Sólo las mejoras sísmicas para cumplir con los estándares federales contra terremotos costarán alrededor de 60 millones de dólares, dijo Bowers.
Mientras tanto, construir un tribunal completamente nuevo en un sitio diferente significaría costosas compras de bienes raíces y la posibilidad de perder una de las mejores características del tribunal: su ubicación privilegiada en el centro de la ciudad.
Entre los asistentes a la sesión, ambas opciones tenían sus defensores, pero la mayoría dijo que el tribunal debe permanecer en el centro de la ciudad.
El fiscal de distrito del condado de Multnomah, Michael Schrunk, afirmó que algunas operaciones actuales, incluida la oficina del fiscal de distrito, podrían trasladarse fuera del edificio para liberar espacio para otros usos. Sin embargo, señaló la ubicación céntrica del edificio como una razón para mantener el juzgado del condado donde está.
La jueza de circuito Julie Frantz dijo que la proximidad del tribunal al Centro de Justicia del Condado de Multnomah , ubicado al otro lado de la calle, es esencial para operaciones eficientes.

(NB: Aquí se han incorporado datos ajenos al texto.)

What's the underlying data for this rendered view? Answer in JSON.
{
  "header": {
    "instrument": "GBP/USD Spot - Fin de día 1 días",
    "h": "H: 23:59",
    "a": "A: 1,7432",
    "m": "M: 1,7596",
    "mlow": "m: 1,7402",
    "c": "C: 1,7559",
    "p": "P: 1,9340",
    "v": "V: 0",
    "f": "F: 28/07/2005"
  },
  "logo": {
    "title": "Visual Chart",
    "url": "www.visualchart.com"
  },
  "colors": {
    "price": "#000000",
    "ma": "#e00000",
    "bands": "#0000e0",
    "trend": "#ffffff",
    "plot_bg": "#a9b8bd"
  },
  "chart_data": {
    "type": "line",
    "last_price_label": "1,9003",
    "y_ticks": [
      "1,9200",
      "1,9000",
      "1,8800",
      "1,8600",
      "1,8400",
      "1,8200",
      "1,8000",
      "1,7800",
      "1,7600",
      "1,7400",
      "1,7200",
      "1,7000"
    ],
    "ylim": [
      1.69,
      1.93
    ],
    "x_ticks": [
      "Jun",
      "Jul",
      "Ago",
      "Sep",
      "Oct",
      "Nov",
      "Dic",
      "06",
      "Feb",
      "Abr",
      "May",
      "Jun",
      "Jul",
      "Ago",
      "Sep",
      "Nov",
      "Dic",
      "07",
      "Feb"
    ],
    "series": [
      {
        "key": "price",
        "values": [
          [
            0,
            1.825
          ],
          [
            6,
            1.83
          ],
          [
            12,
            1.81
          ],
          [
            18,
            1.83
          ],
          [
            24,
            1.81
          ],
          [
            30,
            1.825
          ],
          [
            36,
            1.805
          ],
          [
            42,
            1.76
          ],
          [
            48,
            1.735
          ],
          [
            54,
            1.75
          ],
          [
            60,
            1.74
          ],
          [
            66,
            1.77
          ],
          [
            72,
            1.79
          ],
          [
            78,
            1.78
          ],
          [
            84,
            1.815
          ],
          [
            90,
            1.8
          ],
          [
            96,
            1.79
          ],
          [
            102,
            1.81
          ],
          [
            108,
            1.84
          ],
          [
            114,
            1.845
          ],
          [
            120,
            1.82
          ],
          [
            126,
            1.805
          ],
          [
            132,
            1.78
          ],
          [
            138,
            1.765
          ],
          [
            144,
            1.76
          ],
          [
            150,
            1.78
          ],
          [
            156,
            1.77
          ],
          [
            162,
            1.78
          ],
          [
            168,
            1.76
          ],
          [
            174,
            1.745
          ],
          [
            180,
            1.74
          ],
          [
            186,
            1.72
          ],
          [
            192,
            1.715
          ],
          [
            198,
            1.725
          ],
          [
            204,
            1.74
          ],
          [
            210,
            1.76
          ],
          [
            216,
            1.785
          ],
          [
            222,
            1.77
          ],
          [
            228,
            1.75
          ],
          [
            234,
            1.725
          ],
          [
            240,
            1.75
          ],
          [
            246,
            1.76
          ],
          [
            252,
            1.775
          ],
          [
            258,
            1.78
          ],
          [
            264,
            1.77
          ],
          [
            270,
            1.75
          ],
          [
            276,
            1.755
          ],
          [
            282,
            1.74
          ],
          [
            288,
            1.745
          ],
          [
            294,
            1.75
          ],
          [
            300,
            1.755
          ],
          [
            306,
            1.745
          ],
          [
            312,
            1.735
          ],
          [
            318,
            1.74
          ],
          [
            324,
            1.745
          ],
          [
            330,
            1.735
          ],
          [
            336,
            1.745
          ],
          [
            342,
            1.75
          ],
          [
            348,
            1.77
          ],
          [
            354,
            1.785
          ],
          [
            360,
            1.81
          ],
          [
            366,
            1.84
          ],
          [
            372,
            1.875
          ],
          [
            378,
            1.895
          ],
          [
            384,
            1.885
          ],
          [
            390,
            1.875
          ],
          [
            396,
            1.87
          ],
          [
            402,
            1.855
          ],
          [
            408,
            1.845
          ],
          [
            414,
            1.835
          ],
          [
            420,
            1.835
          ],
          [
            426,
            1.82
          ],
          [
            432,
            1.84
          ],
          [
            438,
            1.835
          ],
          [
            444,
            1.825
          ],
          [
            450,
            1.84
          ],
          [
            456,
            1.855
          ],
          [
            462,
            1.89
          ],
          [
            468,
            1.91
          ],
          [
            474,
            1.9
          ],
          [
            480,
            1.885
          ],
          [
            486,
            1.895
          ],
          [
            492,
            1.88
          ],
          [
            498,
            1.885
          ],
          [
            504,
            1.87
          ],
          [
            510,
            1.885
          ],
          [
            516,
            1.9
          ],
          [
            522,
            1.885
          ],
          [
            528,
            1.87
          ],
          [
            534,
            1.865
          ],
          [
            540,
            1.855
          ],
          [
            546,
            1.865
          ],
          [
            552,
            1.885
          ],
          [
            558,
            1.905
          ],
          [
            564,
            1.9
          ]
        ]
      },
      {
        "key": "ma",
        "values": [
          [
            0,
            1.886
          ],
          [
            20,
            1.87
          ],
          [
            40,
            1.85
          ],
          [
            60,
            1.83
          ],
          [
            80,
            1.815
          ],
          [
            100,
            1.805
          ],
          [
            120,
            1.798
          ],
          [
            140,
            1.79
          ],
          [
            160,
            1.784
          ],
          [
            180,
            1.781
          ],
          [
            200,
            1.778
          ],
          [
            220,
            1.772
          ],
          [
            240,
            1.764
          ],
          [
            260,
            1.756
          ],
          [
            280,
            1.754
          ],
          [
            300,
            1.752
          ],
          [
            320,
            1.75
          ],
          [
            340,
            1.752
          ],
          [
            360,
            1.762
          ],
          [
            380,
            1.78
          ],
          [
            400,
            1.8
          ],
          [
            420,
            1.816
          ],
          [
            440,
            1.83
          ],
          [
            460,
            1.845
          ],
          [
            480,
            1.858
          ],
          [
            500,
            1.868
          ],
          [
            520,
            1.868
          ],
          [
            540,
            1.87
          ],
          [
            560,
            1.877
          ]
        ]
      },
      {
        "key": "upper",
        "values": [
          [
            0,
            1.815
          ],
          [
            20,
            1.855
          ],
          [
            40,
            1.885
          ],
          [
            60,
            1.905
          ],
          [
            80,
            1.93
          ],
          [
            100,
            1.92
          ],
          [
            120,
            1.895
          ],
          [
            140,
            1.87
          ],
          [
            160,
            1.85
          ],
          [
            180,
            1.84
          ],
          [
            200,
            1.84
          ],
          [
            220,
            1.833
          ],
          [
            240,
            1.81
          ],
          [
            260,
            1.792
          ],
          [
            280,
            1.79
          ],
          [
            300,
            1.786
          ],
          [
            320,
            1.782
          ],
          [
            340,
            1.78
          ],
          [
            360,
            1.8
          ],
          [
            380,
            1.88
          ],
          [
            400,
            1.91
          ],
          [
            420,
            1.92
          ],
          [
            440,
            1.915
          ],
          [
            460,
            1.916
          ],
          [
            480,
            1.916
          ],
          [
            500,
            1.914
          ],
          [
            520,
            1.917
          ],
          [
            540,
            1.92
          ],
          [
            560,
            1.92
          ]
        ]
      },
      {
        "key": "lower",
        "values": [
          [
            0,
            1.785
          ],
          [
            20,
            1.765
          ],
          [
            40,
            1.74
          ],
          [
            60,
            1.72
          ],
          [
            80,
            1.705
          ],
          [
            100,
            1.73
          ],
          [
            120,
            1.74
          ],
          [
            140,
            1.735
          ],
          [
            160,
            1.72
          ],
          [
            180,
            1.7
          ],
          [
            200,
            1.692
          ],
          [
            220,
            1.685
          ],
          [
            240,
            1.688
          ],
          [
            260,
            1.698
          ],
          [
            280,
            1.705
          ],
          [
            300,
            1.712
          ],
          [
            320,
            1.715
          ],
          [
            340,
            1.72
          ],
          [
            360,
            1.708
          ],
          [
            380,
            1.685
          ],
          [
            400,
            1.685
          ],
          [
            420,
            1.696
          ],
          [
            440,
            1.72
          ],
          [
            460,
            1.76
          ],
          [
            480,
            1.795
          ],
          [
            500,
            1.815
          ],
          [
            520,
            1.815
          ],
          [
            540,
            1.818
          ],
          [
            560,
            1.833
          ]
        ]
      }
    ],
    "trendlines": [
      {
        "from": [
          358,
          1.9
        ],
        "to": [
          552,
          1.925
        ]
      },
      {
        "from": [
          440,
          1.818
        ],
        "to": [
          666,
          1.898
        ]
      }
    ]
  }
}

Waller y otros expresaron su preocupación por que el tribunal actual es demasiado pequeño y que su configuración presenta problemas de seguridad, ya que los jueces, los abogados, las víctimas y los acusados encadenados a veces tienen que viajar juntos en el mismo ascensor.
Varios empleados del juzgado que llevan mucho tiempo en el lugar dijeron que les preocupan los posibles problemas de salud causados por el asbesto y el agua de las tuberías viejas.
La comisionada Judy Shiprack dijo que su junta actualmente se dispone a considerar una resolución en noviembre que probablemente favorecerá una opción u otra.
Cualquiera que sea el camino elegido, no es probable que implique una emisión de bonos para financiar la renovación o la construcción, dijo.
"Es un buen momento para tasas de interés bajas y tenemos una buena calificación de bonos", dijo Shiprack.
La asistencia financiera de la Legislatura estatal probablemente también jugará un papel si el proyecto tiene alguna posibilidad de llegar a buen término, añadió.
La próxima sesión de escucha está programada para el 24 de octubre. Se llevará a cabo en el tribunal el 24 de octubre, de 5:30 p. m. a 7:30 p. m., en la Sala 602.